Do you culture all urine samples that arrive into your microbiology laboratory?
If so, why?
Is it for reimbursement purposes? I know this is necessary for some parts of the world.
..or is it because you are scared not to?
…or is it because you think it is in the patient’s best interests?
Now that automated urine microscopy analysers are commonplace, some microbiology laboratories selectively culture urine samples based on various microscopy parameters, of which the leucocyte count is a principal criterium.
In addition some urines are cultured based on clinical criteria and regardless of microscopy findings; e.g. pregnancy, immunocompromise, neonates, etc.
In my microbiology laboratory just over 50% of urine samples that arrive into the laboratory find their way onto culture plates. The rest do not get any culture whatsoever.
Do I feel nervous about not culturing half of all the urine samples?
Not in the slightest….
Many “positive” cultures with low numbers of white cells simply represent contamination and can thus lead to overdiagnosis, overinvestigation and overtreatment, not to mention the potential for resistance selection.

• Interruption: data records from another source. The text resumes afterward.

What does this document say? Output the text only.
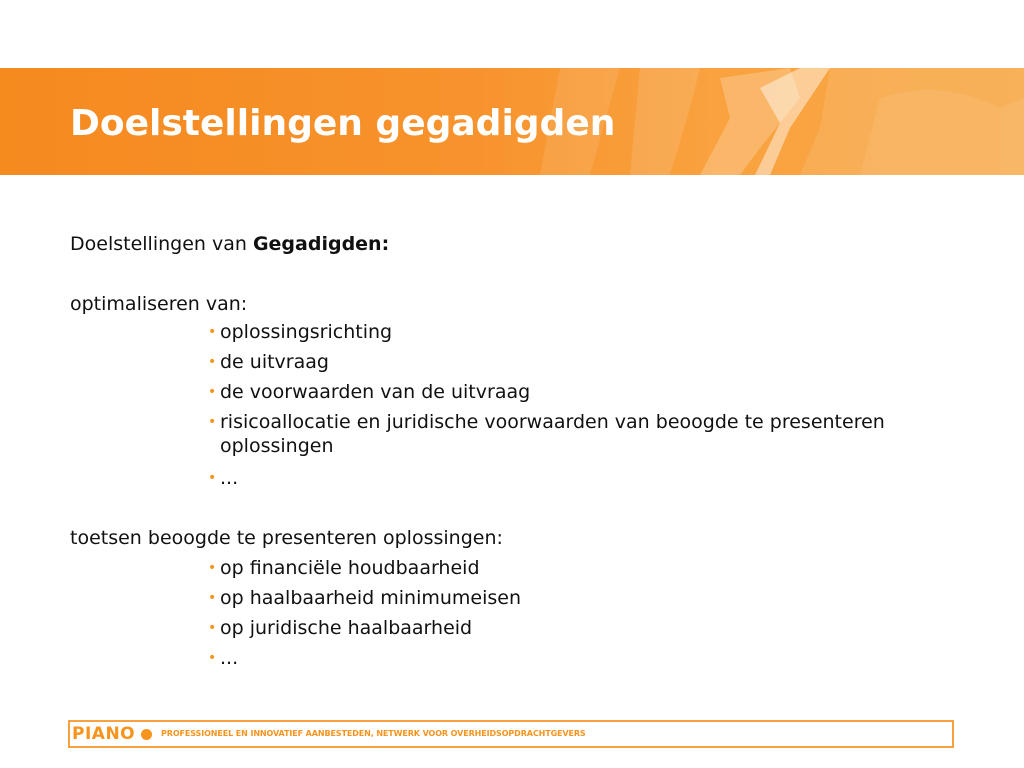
Doelstellingen gegadigden
Doelstellingen van Gegadigden:
optimaliseren van:
• oplossingsrichting
• de uitvraag
• de voorwaarden van de uitvraag
• risicoallocatie en juridische voorwaarden van beoogde te presenteren oplossingen
• ...
toetsen beoogde te presenteren oplossingen:
• op financiële houdbaarheid
• op haalbaarheid minimumeisen
• op juridische haalbaarheid
• ...
PIANO	PROFESSIONEEL EN INNOVATIEF AANBESTEDEN, NETWERK VOOR OVERHEIDSOPDRACHTGEVERS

It is simply a question of sensitivity v specificity for true infection. By altering the microscopy parameters you can make the urine cultures more sensitive but less specific for true urinary tract infection, or vice versa.
There are no right or wrong thresholds for culture.
And on the ones we don’t culture, we always give the clinicians the option of getting back to us by telephone if they feel culture is strongly indicated despite the microscopy findings.